Getting a parking spot at Sunrise Trailhead, I was able to use the facility, and we began our hike at 9:32 a.m. I had warned of mosquitoes, but failed to apply repellent till they began landing on my bare legs. This done, we hiked up the nice trail. The trail sign indicated "7.1" miles to the top. Passing two lady hikers, we reached a junction and ridgetop. My memory from 18 years ago wasn't sharp, and I wondered which way the peak was. The trail is signed pretty well, so I had faith in the signs. I know they would be difficult to turn in the wrong direction.
We have a total dip of about 500 feet in this trail. Hiking downward is correct, for awhile. Then the trail levels, and the peak comes into view. It doesn't look anything like it does from the Tioga Pass Highway, with forests growing up near the summit. But we followed the trail, past another signed junction, and approached the peak. It looked like a round, rocky bump.
I saw our time would be pretty good, despite the heavy pack I was carrying. We summitted at 12:57 p.m., less than 3.5 hours of hiking. I was pleased we had maintained the average hikers' pace of 2 m.p.h. on uphill trail.
The view was the best I had ever remembered. I took off my pack, and knew we'd be up here a long time. I'd say maybe 50 other adventurers hiked up and by, this day, and I enjoyed the friendly and respectful attitudes. I tried not to disturb people enjoying the fantastic vistas, but I had to move about to catch a better perspective.
My pal and I shot away with our digital cameras. I think I had the best quality, but others were snapping away at the views, although not as vigorously as me. I had two memory cards, with three batteries for the day. No problem to click away. I did panorama shots, movie clips, and all sorts of stills. An hour passed, and clouds, overhead, cast shadows, changing the light. Not to brag much, but many peaks we could see I had climbed anywhere from one to several times.
Another prominent associate in the Sierra Peaks Section likes to complete his multiple list finishes on this peak. Him having done all the 247 SPS peaks some five times each, I like his taste for the culmination of these spectacular achievements.
Hikers streamed by. Many backpackers were climbing this peak. This was one of the most gorgeous days I have ever seen in the Sierra.
Then I set the time to head back. I started down at 2:45 p.m., and I figured an easy walk, mostly downhill, back to the highway. Tenaya Lake looked pretty far, but we would get there.
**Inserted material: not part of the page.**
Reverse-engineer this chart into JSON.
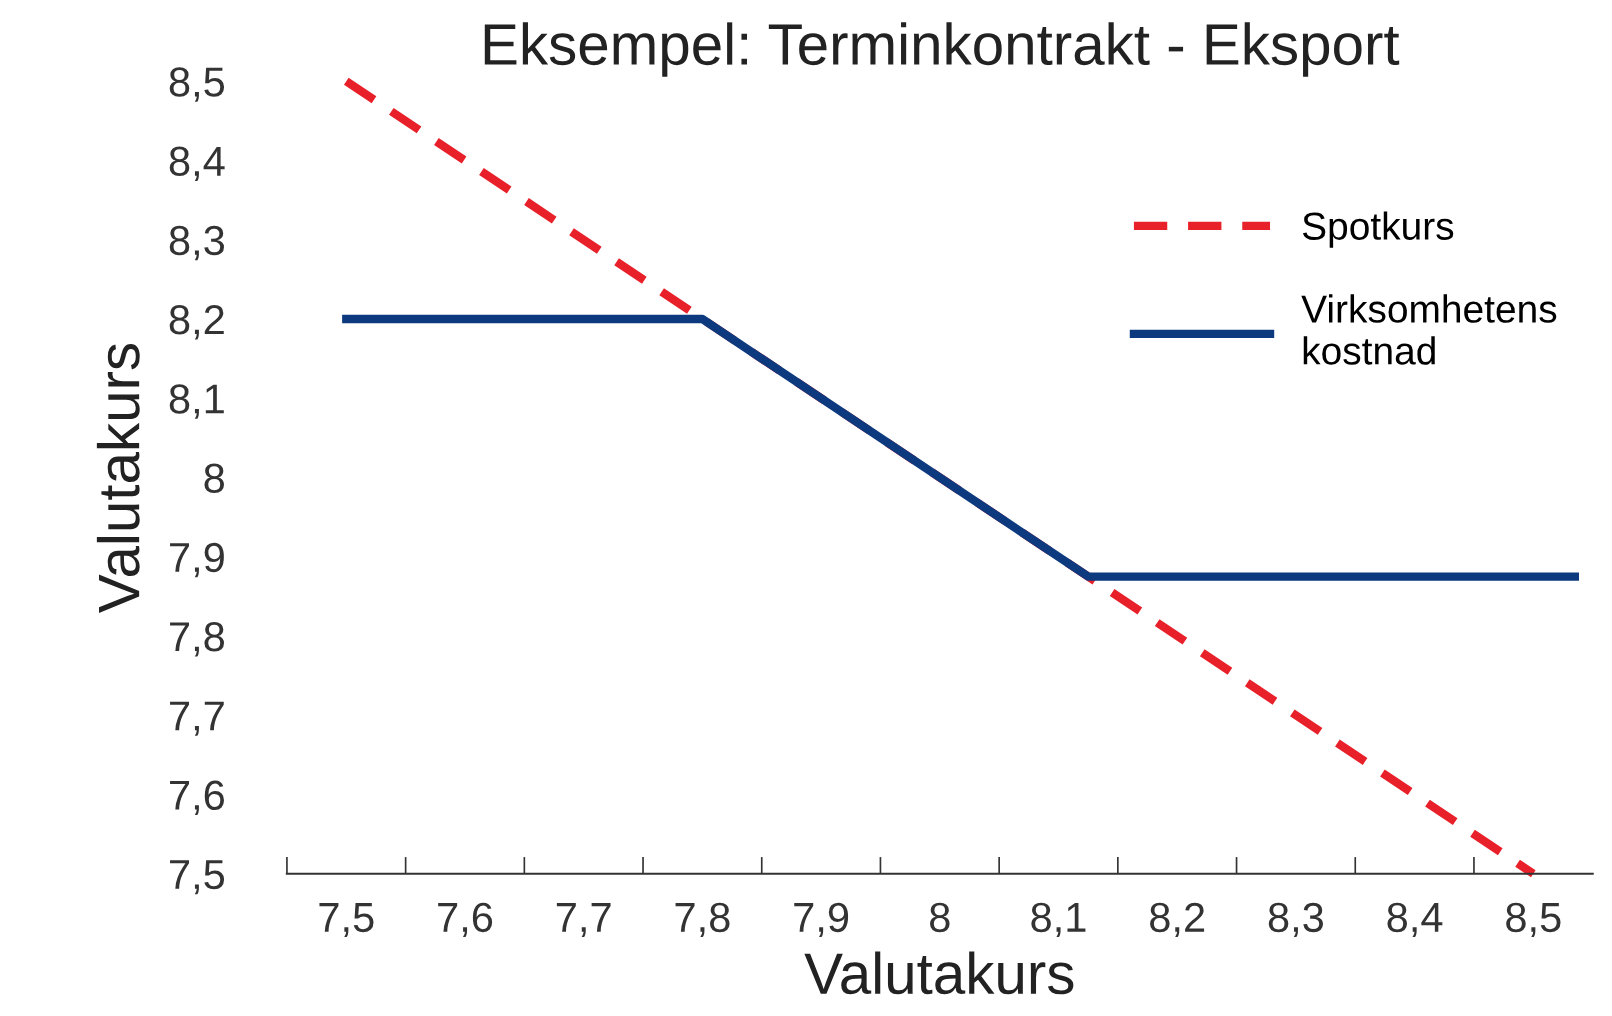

We could slow and relax more on the descent. I snapped a few close-up photos of the remaining flowers as a diversion, since the display was not very good. We passed a couple lakes and ponds, and crossed a few small streams. The final bit before the return required a rock hop across a wide, shallow creek, with my boots again keeping my socks dry. I stepped on some slightly submerged, shifting rocks, and guessed my clearance rack boots had some water repellency.
Back at 6:17 p.m., after a short side trip to the shores of Tenaya Lake, we made ready and drove off.
The mosquitoes weren't bad, but they did land on me, even with repellant applied. I had kept walking and brushed them off as I could, but I think I received some bites. Not worried too much about the West Nile Virus, I had seen no posted warnings by any government agency, here.
I drove quickly west on CA 120, getting a power drink at the Crane Flat gas station and store. They asked $3.00 a gallon, for regular. We chose a nice food stop back in Oakdale, me chuckling about our excellent hike. My pal was pleased, although tired. He agreed to hope to do some more peaks, although I expect the next few will be easier. Home late, I began work on my website post, after soup and more drink.
We did some 14.2 miles with 2,500 feet gain, round trip. I captured over 350 digital images and movie clips. I even had my film camera to use the last four frames on a roll. Filling up in town, I returned with almost a quarter tank (maybe 8 gallons used). The car had been driven about 365 miles, total. I spent little, and will return to Yosemite, as I can get a rider. I am now in fair condition, and hope to do some more Sierra peaks. Lots of hiking season left to hike!